Images of God

I’ve written an odd post for me this week. For those who have been following our website, you know we have been doing a series of articles on The Triune God . In preparing these articles, I try to find a picture that will illustrate the topic being covered. Well, I find a concept, then Jennifer, our web designer and my daughter, finds a better one. Her’s are always better. We would be a mess without her. 

What has surprised and saddened me is what I found many times. In looking for pictures to illustrate attributes such as omnipotence or holiness, I would come across pictures of God the Father and God the Spirit. Many would say, what is the problem with that? We see many pictures representing Jesus. As we enter the Christmas season, we will see more depictions of the nativity than we can shake a stick at. Why is it not an issue to depict God the Son, but it is wrong to do the very same thing with the two other members of the Godhead?

In one word, incarnation. When the Son took on humanity and lived among us, He presented Himself in a physical form. Part of what His incarnation was doing was to represent God to us in a way we could relate to and gain a better understanding of God. Jesus was human, therefore, depicting Him as a man is quite acceptable. This is not true of God the Father or God the Spirit. 

God has made Himself exceedingly explicit about using images to represent Him. 

4 “You shall not make for yourself a carved image, or any likeness of anything that is in heaven above, or that is in the earth beneath, or that is in the water under the earth. 5 You shall not bow down to them or serve them, for I the Lord your God am a jealous God, visiting the iniquity of the fathers on the children to the third and the fourth generation of those who hate me, 6 but showing steadfast love to thousands of those who love me and keep my commandments.

Exodus 20:4–6

The word for “image” (pesel in Hebrew) carries the idea of a carved or graven (as in the KJV) object and the concept of it being used as an idol. This is not about art, pictures, or statues. It is OK for your kids to have dolls and action figures. It’s Ok that you have a bobblehead of your favorite athlete. This passage is about making an image to represent God. This image could not be of any created being, “any likeness of anything that is in heaven above, or that is in the earth beneath, or that is in the water under the earth.” 

You may say, “But I’m not bowing down to it.” “I have no intention of worshipping it.” This is certainly good, but it misses the point. Even if you were right and no one would worship the image, a question still remains. How could any image represent God? Can the transcendent, infinite, all-powerful, all-knowing, and loving God be limited to the image of a created being, even a man? Many times, God the Father is depicted as an elderly man with a long flowing beard. Is this the essence of God? Could this be part of the reason so many refer to God as the “old man upstairs”?

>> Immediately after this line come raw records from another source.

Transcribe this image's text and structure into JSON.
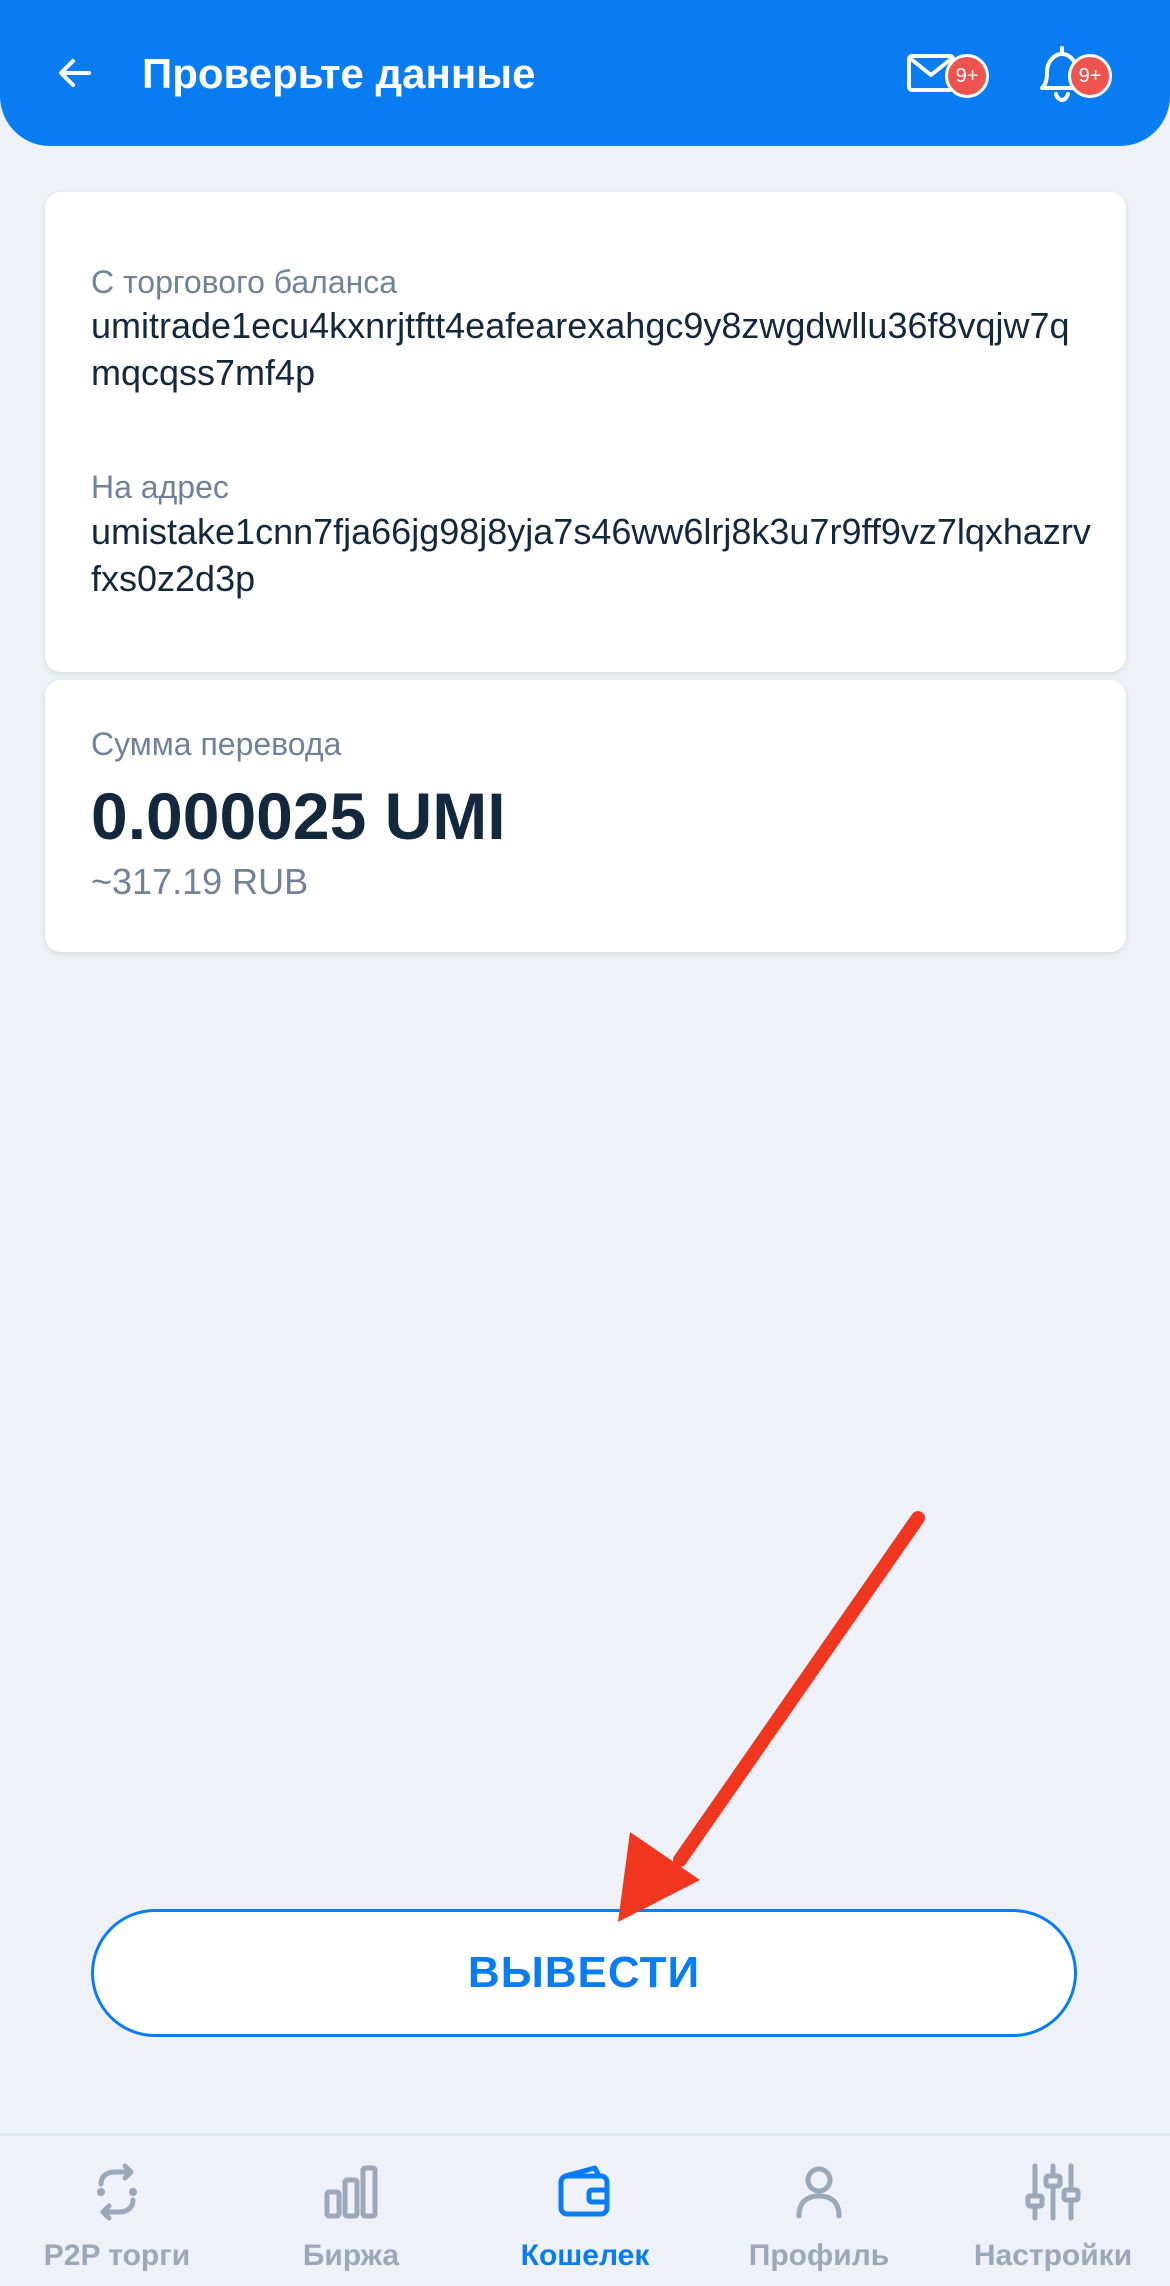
{
  "header": {
    "title": "Проверьте данные",
    "mail_badge": "9+",
    "bell_badge": "9+"
  },
  "transfer": {
    "from_label": "С торгового баланса",
    "from_address": "umitrade1ecu4kxnrjtftt4eafearexahgc9y8zwgdwllu36f8vqjw7qmqcqss7mf4p",
    "to_label": "На адрес",
    "to_address": "umistake1cnn7fja66jg98j8yja7s46ww6lrj8k3u7r9ff9vz7lqxhazrvfxs0z2d3p",
    "amount_label": "Сумма перевода",
    "amount": "0.000025 UMI",
    "amount_fiat": "~317.19 RUB"
  },
  "actions": {
    "withdraw_label": "ВЫВЕСТИ"
  },
  "bottom_nav": {
    "items": [
      {
        "label": "P2P торги",
        "icon": "p2p-exchange-icon",
        "active": false
      },
      {
        "label": "Биржа",
        "icon": "bar-chart-icon",
        "active": false
      },
      {
        "label": "Кошелек",
        "icon": "wallet-icon",
        "active": true
      },
      {
        "label": "Профиль",
        "icon": "user-icon",
        "active": false
      },
      {
        "label": "Настройки",
        "icon": "sliders-icon",
        "active": false
      }
    ]
  },
  "colors": {
    "primary": "#0a7cf2",
    "background": "#eef1f7",
    "text": "#14283d",
    "muted": "#6f8297",
    "badge": "#ef5350",
    "annotation_arrow": "#f0361f"
  }
}
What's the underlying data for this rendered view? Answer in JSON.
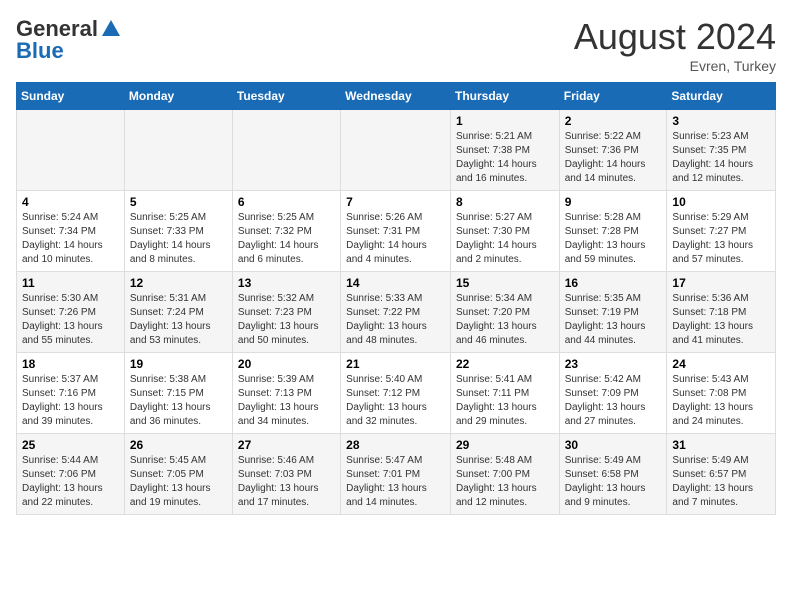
{
  "header": {
    "logo_general": "General",
    "logo_blue": "Blue",
    "month_year": "August 2024",
    "location": "Evren, Turkey"
  },
  "days_of_week": [
    "Sunday",
    "Monday",
    "Tuesday",
    "Wednesday",
    "Thursday",
    "Friday",
    "Saturday"
  ],
  "weeks": [
    {
      "days": [
        {
          "date": "",
          "info": ""
        },
        {
          "date": "",
          "info": ""
        },
        {
          "date": "",
          "info": ""
        },
        {
          "date": "",
          "info": ""
        },
        {
          "date": "1",
          "info": "Sunrise: 5:21 AM\nSunset: 7:38 PM\nDaylight: 14 hours\nand 16 minutes."
        },
        {
          "date": "2",
          "info": "Sunrise: 5:22 AM\nSunset: 7:36 PM\nDaylight: 14 hours\nand 14 minutes."
        },
        {
          "date": "3",
          "info": "Sunrise: 5:23 AM\nSunset: 7:35 PM\nDaylight: 14 hours\nand 12 minutes."
        }
      ]
    },
    {
      "days": [
        {
          "date": "4",
          "info": "Sunrise: 5:24 AM\nSunset: 7:34 PM\nDaylight: 14 hours\nand 10 minutes."
        },
        {
          "date": "5",
          "info": "Sunrise: 5:25 AM\nSunset: 7:33 PM\nDaylight: 14 hours\nand 8 minutes."
        },
        {
          "date": "6",
          "info": "Sunrise: 5:25 AM\nSunset: 7:32 PM\nDaylight: 14 hours\nand 6 minutes."
        },
        {
          "date": "7",
          "info": "Sunrise: 5:26 AM\nSunset: 7:31 PM\nDaylight: 14 hours\nand 4 minutes."
        },
        {
          "date": "8",
          "info": "Sunrise: 5:27 AM\nSunset: 7:30 PM\nDaylight: 14 hours\nand 2 minutes."
        },
        {
          "date": "9",
          "info": "Sunrise: 5:28 AM\nSunset: 7:28 PM\nDaylight: 13 hours\nand 59 minutes."
        },
        {
          "date": "10",
          "info": "Sunrise: 5:29 AM\nSunset: 7:27 PM\nDaylight: 13 hours\nand 57 minutes."
        }
      ]
    },
    {
      "days": [
        {
          "date": "11",
          "info": "Sunrise: 5:30 AM\nSunset: 7:26 PM\nDaylight: 13 hours\nand 55 minutes."
        },
        {
          "date": "12",
          "info": "Sunrise: 5:31 AM\nSunset: 7:24 PM\nDaylight: 13 hours\nand 53 minutes."
        },
        {
          "date": "13",
          "info": "Sunrise: 5:32 AM\nSunset: 7:23 PM\nDaylight: 13 hours\nand 50 minutes."
        },
        {
          "date": "14",
          "info": "Sunrise: 5:33 AM\nSunset: 7:22 PM\nDaylight: 13 hours\nand 48 minutes."
        },
        {
          "date": "15",
          "info": "Sunrise: 5:34 AM\nSunset: 7:20 PM\nDaylight: 13 hours\nand 46 minutes."
        },
        {
          "date": "16",
          "info": "Sunrise: 5:35 AM\nSunset: 7:19 PM\nDaylight: 13 hours\nand 44 minutes."
        },
        {
          "date": "17",
          "info": "Sunrise: 5:36 AM\nSunset: 7:18 PM\nDaylight: 13 hours\nand 41 minutes."
        }
      ]
    },
    {
      "days": [
        {
          "date": "18",
          "info": "Sunrise: 5:37 AM\nSunset: 7:16 PM\nDaylight: 13 hours\nand 39 minutes."
        },
        {
          "date": "19",
          "info": "Sunrise: 5:38 AM\nSunset: 7:15 PM\nDaylight: 13 hours\nand 36 minutes."
        },
        {
          "date": "20",
          "info": "Sunrise: 5:39 AM\nSunset: 7:13 PM\nDaylight: 13 hours\nand 34 minutes."
        },
        {
          "date": "21",
          "info": "Sunrise: 5:40 AM\nSunset: 7:12 PM\nDaylight: 13 hours\nand 32 minutes."
        },
        {
          "date": "22",
          "info": "Sunrise: 5:41 AM\nSunset: 7:11 PM\nDaylight: 13 hours\nand 29 minutes."
        },
        {
          "date": "23",
          "info": "Sunrise: 5:42 AM\nSunset: 7:09 PM\nDaylight: 13 hours\nand 27 minutes."
        },
        {
          "date": "24",
          "info": "Sunrise: 5:43 AM\nSunset: 7:08 PM\nDaylight: 13 hours\nand 24 minutes."
        }
      ]
    },
    {
      "days": [
        {
          "date": "25",
          "info": "Sunrise: 5:44 AM\nSunset: 7:06 PM\nDaylight: 13 hours\nand 22 minutes."
        },
        {
          "date": "26",
          "info": "Sunrise: 5:45 AM\nSunset: 7:05 PM\nDaylight: 13 hours\nand 19 minutes."
        },
        {
          "date": "27",
          "info": "Sunrise: 5:46 AM\nSunset: 7:03 PM\nDaylight: 13 hours\nand 17 minutes."
        },
        {
          "date": "28",
          "info": "Sunrise: 5:47 AM\nSunset: 7:01 PM\nDaylight: 13 hours\nand 14 minutes."
        },
        {
          "date": "29",
          "info": "Sunrise: 5:48 AM\nSunset: 7:00 PM\nDaylight: 13 hours\nand 12 minutes."
        },
        {
          "date": "30",
          "info": "Sunrise: 5:49 AM\nSunset: 6:58 PM\nDaylight: 13 hours\nand 9 minutes."
        },
        {
          "date": "31",
          "info": "Sunrise: 5:49 AM\nSunset: 6:57 PM\nDaylight: 13 hours\nand 7 minutes."
        }
      ]
    }
  ]
}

The second word of importance in our text is “likeness” (tmuna). It carries the idea of form or appearance. With the first word, “image,” the idea is that the likeness is the mental concept used to create or conceive of the kind of image to be used to represent God. We are not to make anything out of anything to represent our God. We shouldn’t even be conceiving of an idea of what would represent God. Why? Because everything in the universe falls short of God. Everything we could use would limit all that God is. Just as the unlimited God could not be limited to Solomon’s Temple. “But will God indeed dwell on the earth? Behold, heaven and the highest heaven cannot contain you; how much less this house that I have built!” (1 Kings 8:27).

From Michelangelo’s The Creation of Adam on part of the Sistine Chapel’s ceiling to the various pictures symbolizing the Father as an elderly man or king, I fear we are breaking His commandment. While our intentions may be good, we are, in fact, putting the infinite God in a box of our own making. 

As for the Holy Spirit, while all four of the Gospels do make mention of the Spirit at Jesus’ baptism “descending like a dove,” does this mean that God the Spirit should be represented as a dove? The answer is not as clear as in the case of God the Father. As with Jesus, the Spirit, in this one case at least, has taken on a physical form. Depicting the Spirit this way would be in keeping with the Biblical example. But caution must be exercised. We must not limit God the Spirit to that of a bird. We must always remember that God is a Trinity—Father, Son, and Spirit. All attributes of God belong fully and completely to all members. Father, Son, and Spirit are all-powerful, all-knowing, all-present, and holy, along with all His other attributes. We should not see the Son solely in His humanity nor the Spirit solely in this one-time appearance as a dove.

My admonition would be never to depict God the Father in any likeness. Don’t create a symbolic representation of Him. Don’t do it! For the Son, it seems quite acceptable to picture Him as a man, but be careful to understand that the picture is not His complete being. He is also fully God. Furthermore, the closer we get to what his human likeness would be as a first-century Jewish man from the Middle East, the better. He was not a white European, nor was he from Africa or the Far East. Let’s not make him into an image acceptable to us. Finally, the Spirit. Pray about it. Be sure to see Him as just as all-powerful, all-knowing, loving, and infinite as the Father and Son. Give Him the same reverence we give the Father and Son.